Here was a fine predicament! I had never danced a step in my life. In the few ball-rooms I had visited I had been a "wall flower." But in this case I had provoked the invitation myself, so, after a brief mental struggle, as gracefully as possible I accepted the consequences of my own rash speech.

When the hour arrived I placed myself under the hands of Hotouta, Yunosi his squaw, and their daughter, in order that I might be properly and appropriately apparelled for the occasion. The first salutation somewhat daunted me. Tom said, "You catch 'em white shirt!" The only white shirt I had was a night robe which had done service to such an extent that I had placed it in my saddlebags when we left civilized regions for the purpose of wrapping up specimens of rock to take home. Its "whiteness" may have been somewhat of a memory. But I brought it forth, and waited anxiously for Hotouta's approval. He was delighted, and I felt reassured.
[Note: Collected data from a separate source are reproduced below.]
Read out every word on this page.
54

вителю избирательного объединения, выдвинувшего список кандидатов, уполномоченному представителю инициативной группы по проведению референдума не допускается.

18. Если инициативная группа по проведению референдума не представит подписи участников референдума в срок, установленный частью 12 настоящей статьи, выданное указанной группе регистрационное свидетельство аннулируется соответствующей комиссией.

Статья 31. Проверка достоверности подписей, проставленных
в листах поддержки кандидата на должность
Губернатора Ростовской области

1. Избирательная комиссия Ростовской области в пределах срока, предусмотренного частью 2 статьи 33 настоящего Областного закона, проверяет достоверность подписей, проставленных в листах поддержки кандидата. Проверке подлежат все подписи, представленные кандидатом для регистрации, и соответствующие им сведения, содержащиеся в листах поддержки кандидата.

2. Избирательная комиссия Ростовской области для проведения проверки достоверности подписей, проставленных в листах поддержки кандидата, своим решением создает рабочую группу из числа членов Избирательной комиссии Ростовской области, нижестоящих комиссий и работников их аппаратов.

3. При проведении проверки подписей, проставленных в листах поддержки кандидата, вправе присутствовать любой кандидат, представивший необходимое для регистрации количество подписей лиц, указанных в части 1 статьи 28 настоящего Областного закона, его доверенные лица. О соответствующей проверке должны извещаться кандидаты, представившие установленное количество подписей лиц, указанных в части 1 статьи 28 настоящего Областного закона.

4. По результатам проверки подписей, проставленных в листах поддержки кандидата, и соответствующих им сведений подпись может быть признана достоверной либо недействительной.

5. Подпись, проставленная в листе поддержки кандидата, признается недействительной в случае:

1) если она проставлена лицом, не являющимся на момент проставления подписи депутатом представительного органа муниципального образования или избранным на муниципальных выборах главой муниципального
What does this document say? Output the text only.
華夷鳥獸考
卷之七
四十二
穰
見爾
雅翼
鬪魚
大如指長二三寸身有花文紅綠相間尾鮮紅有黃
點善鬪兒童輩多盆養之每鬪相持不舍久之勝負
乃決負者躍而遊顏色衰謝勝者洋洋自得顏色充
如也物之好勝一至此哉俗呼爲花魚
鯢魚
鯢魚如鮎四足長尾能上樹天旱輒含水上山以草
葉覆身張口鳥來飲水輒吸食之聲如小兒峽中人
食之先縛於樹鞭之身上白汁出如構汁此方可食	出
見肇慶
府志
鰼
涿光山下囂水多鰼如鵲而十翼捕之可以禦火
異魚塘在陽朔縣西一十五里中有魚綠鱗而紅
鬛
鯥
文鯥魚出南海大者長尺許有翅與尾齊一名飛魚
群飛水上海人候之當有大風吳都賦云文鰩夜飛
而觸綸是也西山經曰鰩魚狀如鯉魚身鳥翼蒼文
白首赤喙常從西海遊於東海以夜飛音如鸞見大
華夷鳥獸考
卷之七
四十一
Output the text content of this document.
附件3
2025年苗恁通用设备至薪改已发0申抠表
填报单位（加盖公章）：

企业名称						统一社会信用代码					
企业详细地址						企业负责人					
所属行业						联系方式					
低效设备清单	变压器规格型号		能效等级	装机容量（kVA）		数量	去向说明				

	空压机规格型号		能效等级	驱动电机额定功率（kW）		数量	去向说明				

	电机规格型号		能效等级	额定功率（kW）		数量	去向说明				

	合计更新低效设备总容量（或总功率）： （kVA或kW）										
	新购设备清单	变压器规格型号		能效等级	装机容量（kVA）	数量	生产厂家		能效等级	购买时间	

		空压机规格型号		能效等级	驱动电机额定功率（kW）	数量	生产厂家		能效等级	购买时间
When it was donned, and a pair of blue overalls, I was ready to receive the painted lines of sub-chieftainship on my face, and the eagle plume in my hair.

Then, in solemn dignity, we started down, Indian file, for the dance ground. At least Hotouta and I were dignified, while behind us Mr. Bass and the special Indian Commissioner were making frantic endeavors to hold in their laughter at the rude and brutal (!) jokes they were making at my expense. We had not proceeded far before Hotouta stopped me and with solemn face said: "You dance, you no laugh. Havasupai no like 'em you laugh!" I promised to be "as sober as a judge," and not laugh, and again we proceeded, to be stopped once more by Hotouta, who explained with perfect seriousness: "Maybe so you dance heap harnegi. Havasu squaw, she like 'em you. You catch 'em one squaw. Then you dance more and maybe so you catch 'em two squaw. She come, all same" (and here Hotouta illustrated how the squaw might come and separate me from my male companion to right or left, and take my hand in the fashion afterwards described). "She take your hand, all same. You no nip. She no like 'em you nip." I promised not to "nip," and with satisfaction Hotouta now led the way to the dance ground.